I am fascinated by typewriters.


I’m sure that if I was born in the era where typewriters were the norm, I would not be as fascinated. But, I wasn’t and I am.


Is it because the sound they make is so sharp and loud? You can’t escape the tap-tap, clackity-clack, clang-clang, ding of the typewriter. Even the electric ones have a specific sound. You know that one is writing. Or is it just because I can actually hear  – not just feel – the typewriter as I’m typing?


Sometimes a laptop seems so, well, cold and distant. With handwriting, it’s there. Forever. With a typewriter, it’s there. Forever. Even if you white-out what you’ve written – or even erase – there are still traces of that word. A computer will lose all traces of that word you wanted gone – unless you save it. Even then you can still save over that file.


I love technology.


Now, I definitely do not advocate for no technology. My day job is full of technology (websites, apps, rapid notifications, hello?!). I have a laptop, a tablet, and a smart phone. As with most people, I definitely love the easy access of the internet and the world it can offer to you within seconds. I love finding motivating quotes and changing backgrounds on the screens. Tweeting and creating images that go with my blogs and stories.
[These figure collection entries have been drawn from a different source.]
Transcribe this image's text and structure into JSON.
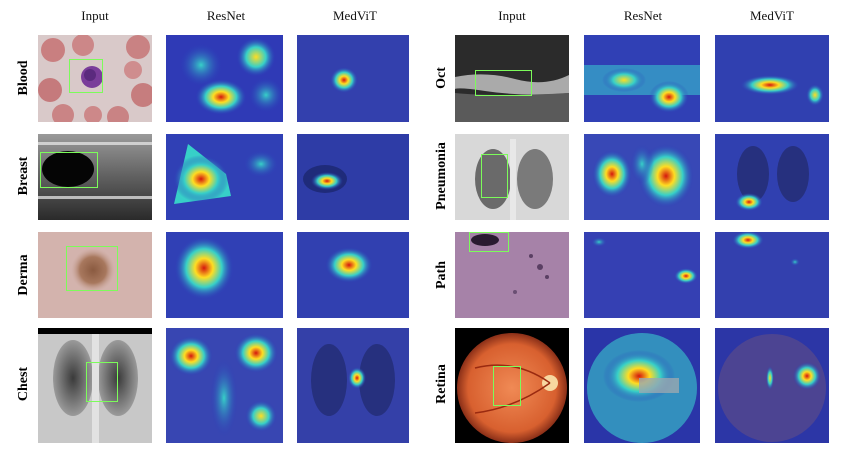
{
  "headers": {
    "left": [
      "Input",
      "ResNet",
      "MedViT"
    ],
    "right": [
      "Input",
      "ResNet",
      "MedViT"
    ]
  },
  "rows_left": [
    "Blood",
    "Breast",
    "Derma",
    "Chest"
  ],
  "rows_right": [
    "Oct",
    "Pneumonia",
    "Path",
    "Retina"
  ],
  "colors": {
    "heat_low": "#2a35b8",
    "heat_mid": "#37d0c8",
    "heat_high": "#ffdd22",
    "heat_peak": "#d4160e",
    "box": "#7CFC5A"
  }
}
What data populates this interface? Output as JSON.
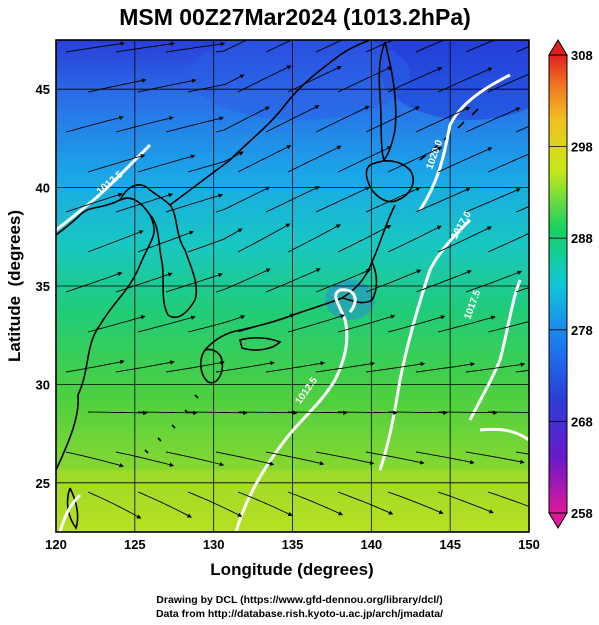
{
  "title": "MSM 00Z27Mar2024 (1013.2hPa)",
  "map": {
    "xlabel": "Longitude (degrees)",
    "ylabel": "Latitude  (degrees)",
    "lon_range": [
      120,
      150
    ],
    "lat_range": [
      22.5,
      47.5
    ],
    "x_ticks": [
      "120",
      "125",
      "130",
      "135",
      "140",
      "145",
      "150"
    ],
    "y_ticks": [
      "25",
      "30",
      "35",
      "40",
      "45"
    ],
    "grid": true,
    "field": "temperature (K)",
    "overlay": "wind streamlines",
    "contour_labels": [
      "1020.0",
      "1017.0",
      "1017.5",
      "1012.5",
      "1012.5"
    ]
  },
  "colorbar": {
    "ticks": [
      "308",
      "298",
      "288",
      "278",
      "268",
      "258"
    ],
    "range": [
      258,
      308
    ],
    "colors": [
      "#e0189a",
      "#4a1fc8",
      "#1a5ff0",
      "#10c8e0",
      "#18d060",
      "#c8e818",
      "#f0c020",
      "#f08020",
      "#e02020"
    ]
  },
  "footer": {
    "line1": "Drawing by DCL (https://www.gfd-dennou.org/library/dcl/)",
    "line2": "Data from http://database.rish.kyoto-u.ac.jp/arch/jmadata/"
  }
}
All of it is at my fingertips… and yet, the imagination as you hear the clacking of the typewriter is not there. The anticipation of the Polaroid picture that may – or may not – turn out as you like. With a phone, or digital camera, you can simply delete if it doesn’t turn out as you wanted.


My husband doesn’t see the point in my typewriter(s) and Polaroid cameras. “What do you use them for? They are gathering dust.” He states (quite often). Yes, I go more towards the easy of technology that I have grown up with (and I would love if someday, the computer will type out what I am thinking as I am thinking it… my stories would flow so much easier and faster as my brain writes the stories a lot faster than my hands can type or write them out). But at the same time, I search for even more older technology that I can collect (what I’m wanting now: new Polaroid camera).


I want my work to last.


Doesn't everyone?


But some days, I like to pull out my typewriter – either the 1947 one that my husband gave me, or the electronic 1983 one I have, and write a letter, or a story on it. And my husband cringes each time I take a Polaroid picture – obviously thinking, “there goes another $1 in film." But I want it to last. I don’t want the easy deletes. I want to go back and look at that picture or grimace over a grammar mistake in a written story. Vintage, it may be, and hipster, quite possibly…but I like it.


I’m a vintage technophile – or techie who loves all kinds of technology.